Война все спишет - страница 13
Вместе с таким же, как я, неуклюжим Денисовым таскаем, пытаясь не поскользнуться, из неогороженной проруби и заливаем в умывальники воду, колем дрова, после отбоя час моем полы.
А хлястик?
Хлястик – это особая история. В училище на несколько сот курсантов не хватало трех шинельных хлястиков. Между тем за отсутствие их командиры взводов давали курсантам по пять – десять внеочередных нарядов.
Я начал засыпать на теоретических занятиях. Шел десятый день моего пребывания в училище, а у меня список нарядов не уменьшался, а увеличивался и дошел уже до двадцати. Я в состоянии беспросветной катастрофы: ноги мокрые, из носа течет, глаза сами закрываются. Перед отбоем я обратился за помощью к курсантам своего взвода.

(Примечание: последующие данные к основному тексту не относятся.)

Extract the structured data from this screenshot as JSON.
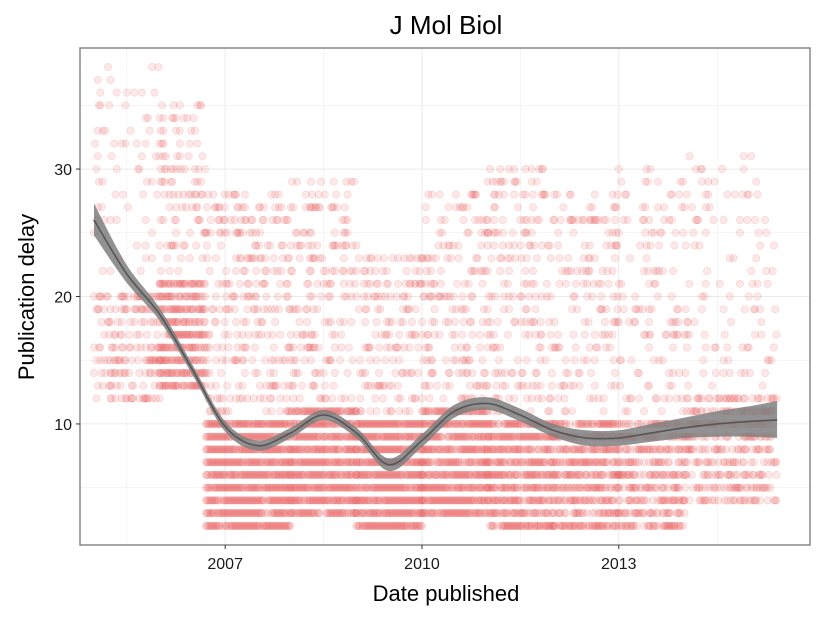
{
  "chart_data": {
    "type": "scatter",
    "title": "J Mol Biol",
    "xlabel": "Date published",
    "ylabel": "Publication delay",
    "x_ticks": [
      "2007",
      "2010",
      "2013"
    ],
    "y_ticks": [
      10,
      20,
      30
    ],
    "xlim": [
      "2004-10-15",
      "2015-12-01"
    ],
    "ylim": [
      0.5,
      39.5
    ],
    "grid": true,
    "legend": "none",
    "colors": {
      "points": "#e31a1c",
      "smooth_band": "#7f7f7f",
      "smooth_line": "#555555",
      "grid": "#ebebeb",
      "panel_border": "#7f7f7f"
    },
    "point_clusters": [
      {
        "from": "2005-01-01",
        "to": "2006-01-01",
        "delay_min": 12,
        "delay_max": 38,
        "density": 0.9
      },
      {
        "from": "2006-01-01",
        "to": "2006-09-15",
        "delay_min": 13,
        "delay_max": 35,
        "density": 2.4
      },
      {
        "from": "2006-09-15",
        "to": "2008-01-01",
        "delay_min": 2,
        "delay_max": 28,
        "density": 3.0
      },
      {
        "from": "2008-01-01",
        "to": "2009-01-01",
        "delay_min": 3,
        "delay_max": 29,
        "density": 2.6
      },
      {
        "from": "2009-01-01",
        "to": "2010-01-01",
        "delay_min": 2,
        "delay_max": 23,
        "density": 2.8
      },
      {
        "from": "2010-01-01",
        "to": "2011-01-01",
        "delay_min": 3,
        "delay_max": 28,
        "density": 2.6
      },
      {
        "from": "2011-01-01",
        "to": "2012-01-01",
        "delay_min": 2,
        "delay_max": 30,
        "density": 2.3
      },
      {
        "from": "2012-01-01",
        "to": "2013-01-01",
        "delay_min": 2,
        "delay_max": 28,
        "density": 2.0
      },
      {
        "from": "2013-01-01",
        "to": "2014-01-01",
        "delay_min": 2,
        "delay_max": 30,
        "density": 1.7
      },
      {
        "from": "2014-01-01",
        "to": "2015-06-01",
        "delay_min": 4,
        "delay_max": 31,
        "density": 1.2
      }
    ],
    "smooth": [
      {
        "x": "2005-01-01",
        "y": 26.0,
        "lo": 24.8,
        "hi": 27.3
      },
      {
        "x": "2005-07-01",
        "y": 21.8,
        "lo": 21.1,
        "hi": 22.5
      },
      {
        "x": "2006-01-01",
        "y": 18.6,
        "lo": 18.1,
        "hi": 19.1
      },
      {
        "x": "2006-07-01",
        "y": 14.3,
        "lo": 13.9,
        "hi": 14.7
      },
      {
        "x": "2007-01-01",
        "y": 9.8,
        "lo": 9.4,
        "hi": 10.2
      },
      {
        "x": "2007-07-01",
        "y": 8.3,
        "lo": 7.9,
        "hi": 8.7
      },
      {
        "x": "2008-01-01",
        "y": 9.3,
        "lo": 8.9,
        "hi": 9.7
      },
      {
        "x": "2008-07-01",
        "y": 10.7,
        "lo": 10.3,
        "hi": 11.1
      },
      {
        "x": "2009-01-01",
        "y": 9.3,
        "lo": 8.9,
        "hi": 9.7
      },
      {
        "x": "2009-07-01",
        "y": 6.8,
        "lo": 6.3,
        "hi": 7.3
      },
      {
        "x": "2010-01-01",
        "y": 8.7,
        "lo": 8.2,
        "hi": 9.2
      },
      {
        "x": "2010-07-01",
        "y": 11.0,
        "lo": 10.5,
        "hi": 11.5
      },
      {
        "x": "2011-01-01",
        "y": 11.6,
        "lo": 11.1,
        "hi": 12.1
      },
      {
        "x": "2011-07-01",
        "y": 10.7,
        "lo": 10.2,
        "hi": 11.2
      },
      {
        "x": "2012-01-01",
        "y": 9.5,
        "lo": 9.0,
        "hi": 10.0
      },
      {
        "x": "2012-07-01",
        "y": 8.9,
        "lo": 8.3,
        "hi": 9.5
      },
      {
        "x": "2013-01-01",
        "y": 8.9,
        "lo": 8.3,
        "hi": 9.5
      },
      {
        "x": "2013-07-01",
        "y": 9.3,
        "lo": 8.6,
        "hi": 10.0
      },
      {
        "x": "2014-01-01",
        "y": 9.7,
        "lo": 8.9,
        "hi": 10.5
      },
      {
        "x": "2014-07-01",
        "y": 10.0,
        "lo": 9.0,
        "hi": 11.0
      },
      {
        "x": "2015-01-01",
        "y": 10.2,
        "lo": 9.0,
        "hi": 11.4
      },
      {
        "x": "2015-06-01",
        "y": 10.3,
        "lo": 8.9,
        "hi": 11.8
      }
    ]
  }
}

Безнадежность, надрывность речи. До сих пор курсанты мои надо мною подсмеивались, а тут было что-то пронзительное – не просто усталость, а предельная несуразность моего положения поразила всех.
Хлястик решили всем взводом добывать в столовой.
Столовая располагалась в полутора километрах от казармы и учебных корпусов.
На построение все выходили теперь с винтовками дореволюционного образца. Были к ним примкнуты штыки, и были они со штыками очень тяжелыми.
Между тем старшина роты через три минуты после начала очередного марша командовал:
– Запе-вай!
Курсант Василевский запевал:
В конце ноября грязь на улице, ведущей в столовую, замерзла, и образовалась поверхность из ямок, скользи-лок и ухабов.
Маршируя, спотыкались все, а я еще вместо левой ноги вперед шел правой.
Но это было еще возможно. После слова «народ!..» старшина обычно командовал: «Бегом марш!» И тут начинались чудеса: саперные лопаты на бегу, болтаясь, застревали между ногами, противогазы переползали и оказывались между патронташами и рукой с винтовкой (из-за тяжести винтовку приходилось перекладывать из правой в левую руку и обратно), из-за ухабов и скользилок строй разваливался. Спотыкаясь, чтобы не упасть, я пробегал вперед и, чтобы, падая, не пропороть штыком соседа, задыхаясь, не помня себя, выскакивал из строя. И тут команда:
– Взвод! На месте шагом марш!
Взвод в это мгновение был уже задыхающейся толпой, но я, выскочивший за пределы толпы, опять оказывался в центре внимания, и старшина злобным, хриплым голосом кричал:
– Курсант Рабичев! Десять нарядов вне очереди! – А потом: – Запе-вай!
На двенадцатый день на утреннем построении я заснул в строю и с примкнутым штыком упал и получил уже не помню какое наказание.
25 декабря 1941 года «Дорогая мама!
Никак не могу привыкнуть к своему положению, главным образом потому, что не умею ни ходить в ногу в строю, ни бегать. Первые месяцы на это смотрели сквозь пальцы, теперь мне буквально не дают прохода. Каждый старается подковырнуть как-нибудь. Мне кажется, что я ходить не научусь и что меня будут держать в стенах училища, если только будут держать, до конца войны. Таким образом, я рискую стать вечным курсантом. Мне надоело ходить в мокрых валенках. У меня не проходит насморк и кашель. Опаздываю на построения и получаю наряд за нарядом. Мою полы, ношу из проруби ведра с водой, колю дрова, чищу туалеты и тому подобное.
23 февраля в день Красной армии получил увольнение, рыскал по всем столовым города и, в конце концов, здорово наелся. Целую! Леня…»
Вечером в часы (два часа) самоподготовки я наверстывал по учебникам то, что просыпал в классах: электро– и радиотехнику, телефонию, уставы – и на занятиях получал пятерки.
Это спасало меня. Но я опять ушел от темы.
26 декабря 1941 года
В раздевалке перед столовой были расположены вешалки для шинелей всех рот и взводов училища, для каждого взвода – около сорока крючков, около каждых сорока шинелей на посту, чтобы не украли – по два курсанта. План был таков: перед вешалкой соседнего взвода имитировать спор, готовый перейти в драку.
Кто-то из курсантов должен был обратиться за помощью к дежурным того взвода, любой ценой отвлечь их внимание от охраняемых ими шинелей, а в это время два наших курсанта с ножницами должны были отрезать хлястик от любой попавшей в поле их зрения шинели.